Sie empfiehlt den Mietern außerdem gemeinsam aufzutreten und einen Sprecher zu wählen, der sie dem Vermieter gegenüber vertritt.

„Den Vermieter trifft es natürlich viel mehr, wenn nicht nur ein Einzelner sondern alle Mietparteien im Haus die Miete gleichzeitig mindern.“ Zudem könnten sich die Mieter auch zusammenschließen, um den Vermieter gemeinsam zu verklagen oder Eilrechtsschutz beantragen, rät Franz. Das bringe auch einen finanziellen Vorteil. „Jeder, der klagt, muss ja einen Vorschuss auf die Gerichtskosten zahlen. Es ist es natürlich günstiger, diesen unter vielen Mietparteien aufzuteilen.“ Die Höhe des Vorschusses ist übrigens bei jedem Rechtsstreit anders, da sie sich nach dem Streitwert bemisst.
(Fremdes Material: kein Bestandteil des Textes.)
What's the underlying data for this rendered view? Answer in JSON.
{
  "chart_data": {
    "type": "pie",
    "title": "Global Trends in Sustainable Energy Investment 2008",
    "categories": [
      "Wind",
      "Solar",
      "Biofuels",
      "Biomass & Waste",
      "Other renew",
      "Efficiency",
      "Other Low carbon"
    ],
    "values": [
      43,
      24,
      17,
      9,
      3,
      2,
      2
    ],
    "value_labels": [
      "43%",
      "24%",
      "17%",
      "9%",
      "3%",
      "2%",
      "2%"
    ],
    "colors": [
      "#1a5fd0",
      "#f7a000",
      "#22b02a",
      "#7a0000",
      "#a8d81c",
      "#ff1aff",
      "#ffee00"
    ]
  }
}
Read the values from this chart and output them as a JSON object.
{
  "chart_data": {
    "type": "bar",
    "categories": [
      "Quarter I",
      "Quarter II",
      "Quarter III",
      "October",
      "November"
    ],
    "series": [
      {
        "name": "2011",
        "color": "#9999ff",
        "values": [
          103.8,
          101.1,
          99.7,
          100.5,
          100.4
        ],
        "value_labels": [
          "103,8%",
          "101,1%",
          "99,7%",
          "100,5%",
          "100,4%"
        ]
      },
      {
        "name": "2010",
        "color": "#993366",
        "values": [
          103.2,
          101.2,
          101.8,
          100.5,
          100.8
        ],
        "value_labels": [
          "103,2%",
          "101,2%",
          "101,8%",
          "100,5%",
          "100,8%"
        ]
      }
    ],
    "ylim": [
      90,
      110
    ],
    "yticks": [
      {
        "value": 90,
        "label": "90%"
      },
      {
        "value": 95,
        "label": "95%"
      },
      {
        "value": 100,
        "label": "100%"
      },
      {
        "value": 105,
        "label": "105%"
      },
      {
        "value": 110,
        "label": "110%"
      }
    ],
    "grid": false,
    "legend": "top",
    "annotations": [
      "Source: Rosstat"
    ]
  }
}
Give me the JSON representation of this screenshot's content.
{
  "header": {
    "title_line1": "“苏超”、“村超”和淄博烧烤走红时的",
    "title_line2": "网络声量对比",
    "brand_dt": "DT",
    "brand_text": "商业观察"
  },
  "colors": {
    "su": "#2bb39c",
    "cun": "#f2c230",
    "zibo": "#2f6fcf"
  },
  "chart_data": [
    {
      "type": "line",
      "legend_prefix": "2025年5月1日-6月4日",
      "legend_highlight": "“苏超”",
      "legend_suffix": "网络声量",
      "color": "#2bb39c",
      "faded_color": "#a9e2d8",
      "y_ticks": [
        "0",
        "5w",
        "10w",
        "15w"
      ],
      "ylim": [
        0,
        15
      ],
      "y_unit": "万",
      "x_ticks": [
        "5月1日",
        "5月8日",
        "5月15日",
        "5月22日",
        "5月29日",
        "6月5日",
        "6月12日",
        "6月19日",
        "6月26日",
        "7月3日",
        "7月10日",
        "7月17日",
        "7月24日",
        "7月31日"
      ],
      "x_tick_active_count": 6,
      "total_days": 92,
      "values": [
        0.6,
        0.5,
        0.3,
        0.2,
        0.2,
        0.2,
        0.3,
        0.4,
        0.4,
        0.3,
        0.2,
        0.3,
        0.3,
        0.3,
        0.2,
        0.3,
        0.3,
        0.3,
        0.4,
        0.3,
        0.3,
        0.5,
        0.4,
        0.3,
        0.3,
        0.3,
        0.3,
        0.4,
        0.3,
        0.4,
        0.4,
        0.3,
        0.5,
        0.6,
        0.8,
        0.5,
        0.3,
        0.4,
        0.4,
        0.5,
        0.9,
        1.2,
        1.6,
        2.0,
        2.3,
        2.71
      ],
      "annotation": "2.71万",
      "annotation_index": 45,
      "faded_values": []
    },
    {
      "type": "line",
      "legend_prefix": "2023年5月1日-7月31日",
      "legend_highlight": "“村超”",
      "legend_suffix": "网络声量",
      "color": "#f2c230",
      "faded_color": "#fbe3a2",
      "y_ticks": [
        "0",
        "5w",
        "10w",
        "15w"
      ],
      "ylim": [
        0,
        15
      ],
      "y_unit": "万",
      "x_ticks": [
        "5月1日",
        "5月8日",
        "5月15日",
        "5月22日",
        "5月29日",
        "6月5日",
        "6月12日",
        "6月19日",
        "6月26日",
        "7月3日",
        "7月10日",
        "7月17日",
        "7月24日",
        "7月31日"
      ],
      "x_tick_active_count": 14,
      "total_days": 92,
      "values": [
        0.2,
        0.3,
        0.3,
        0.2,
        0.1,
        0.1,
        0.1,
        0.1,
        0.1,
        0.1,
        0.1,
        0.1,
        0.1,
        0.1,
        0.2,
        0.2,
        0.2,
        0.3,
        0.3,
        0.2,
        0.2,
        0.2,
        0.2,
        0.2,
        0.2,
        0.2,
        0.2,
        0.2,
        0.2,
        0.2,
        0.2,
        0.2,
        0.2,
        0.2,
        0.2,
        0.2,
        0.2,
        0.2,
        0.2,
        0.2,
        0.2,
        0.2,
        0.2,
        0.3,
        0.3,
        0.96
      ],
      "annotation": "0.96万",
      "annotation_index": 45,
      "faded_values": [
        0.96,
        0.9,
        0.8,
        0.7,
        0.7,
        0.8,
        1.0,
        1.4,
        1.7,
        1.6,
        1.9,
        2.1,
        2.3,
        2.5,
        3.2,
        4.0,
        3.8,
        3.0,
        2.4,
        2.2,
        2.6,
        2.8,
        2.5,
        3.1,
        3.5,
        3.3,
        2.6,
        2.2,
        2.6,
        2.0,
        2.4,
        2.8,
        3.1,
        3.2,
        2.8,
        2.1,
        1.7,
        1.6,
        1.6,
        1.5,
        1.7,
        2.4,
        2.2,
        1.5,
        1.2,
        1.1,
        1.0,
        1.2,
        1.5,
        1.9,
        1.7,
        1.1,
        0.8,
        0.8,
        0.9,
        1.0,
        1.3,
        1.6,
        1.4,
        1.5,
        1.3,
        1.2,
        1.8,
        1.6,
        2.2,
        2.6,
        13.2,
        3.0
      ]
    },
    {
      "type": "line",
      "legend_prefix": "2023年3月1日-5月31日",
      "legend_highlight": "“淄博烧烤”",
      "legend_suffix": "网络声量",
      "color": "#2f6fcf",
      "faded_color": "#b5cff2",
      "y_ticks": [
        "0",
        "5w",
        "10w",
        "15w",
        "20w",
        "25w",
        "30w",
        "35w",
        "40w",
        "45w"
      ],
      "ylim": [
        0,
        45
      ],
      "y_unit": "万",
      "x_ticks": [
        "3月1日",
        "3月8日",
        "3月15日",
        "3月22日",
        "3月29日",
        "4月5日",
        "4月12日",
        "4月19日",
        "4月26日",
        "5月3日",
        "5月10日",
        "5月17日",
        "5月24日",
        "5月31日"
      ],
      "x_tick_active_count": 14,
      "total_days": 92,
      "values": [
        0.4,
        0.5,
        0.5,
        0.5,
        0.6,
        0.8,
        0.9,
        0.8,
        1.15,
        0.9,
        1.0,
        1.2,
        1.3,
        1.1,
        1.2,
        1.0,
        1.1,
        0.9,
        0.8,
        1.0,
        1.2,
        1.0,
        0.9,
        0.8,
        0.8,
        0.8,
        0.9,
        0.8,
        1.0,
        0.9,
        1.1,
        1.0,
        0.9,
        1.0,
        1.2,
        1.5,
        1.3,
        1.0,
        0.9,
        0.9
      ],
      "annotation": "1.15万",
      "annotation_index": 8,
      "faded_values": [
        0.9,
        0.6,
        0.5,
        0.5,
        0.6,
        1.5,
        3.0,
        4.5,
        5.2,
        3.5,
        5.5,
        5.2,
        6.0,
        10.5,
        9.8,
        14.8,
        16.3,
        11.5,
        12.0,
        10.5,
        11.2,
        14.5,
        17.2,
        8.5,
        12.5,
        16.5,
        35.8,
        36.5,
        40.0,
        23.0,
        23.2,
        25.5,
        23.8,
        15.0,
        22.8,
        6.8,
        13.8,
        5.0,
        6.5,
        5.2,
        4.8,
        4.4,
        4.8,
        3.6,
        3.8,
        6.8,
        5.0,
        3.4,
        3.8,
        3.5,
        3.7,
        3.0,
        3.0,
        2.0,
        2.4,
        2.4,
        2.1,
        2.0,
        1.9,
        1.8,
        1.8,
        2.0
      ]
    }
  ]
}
Wird der Rechtsstreit gewonnen, bekommen die Mieter den Vorschuss zwar zurück, aber trotzdem müssen sie ihn zunächst immer vorstrecken, wenn sie ihre Klage einreichen. Es sei denn, man bekommet eine Gerichtskostenhilfe. Die kann jeder finanzielle schlecht gestellte Kläger bei Gericht beantragen.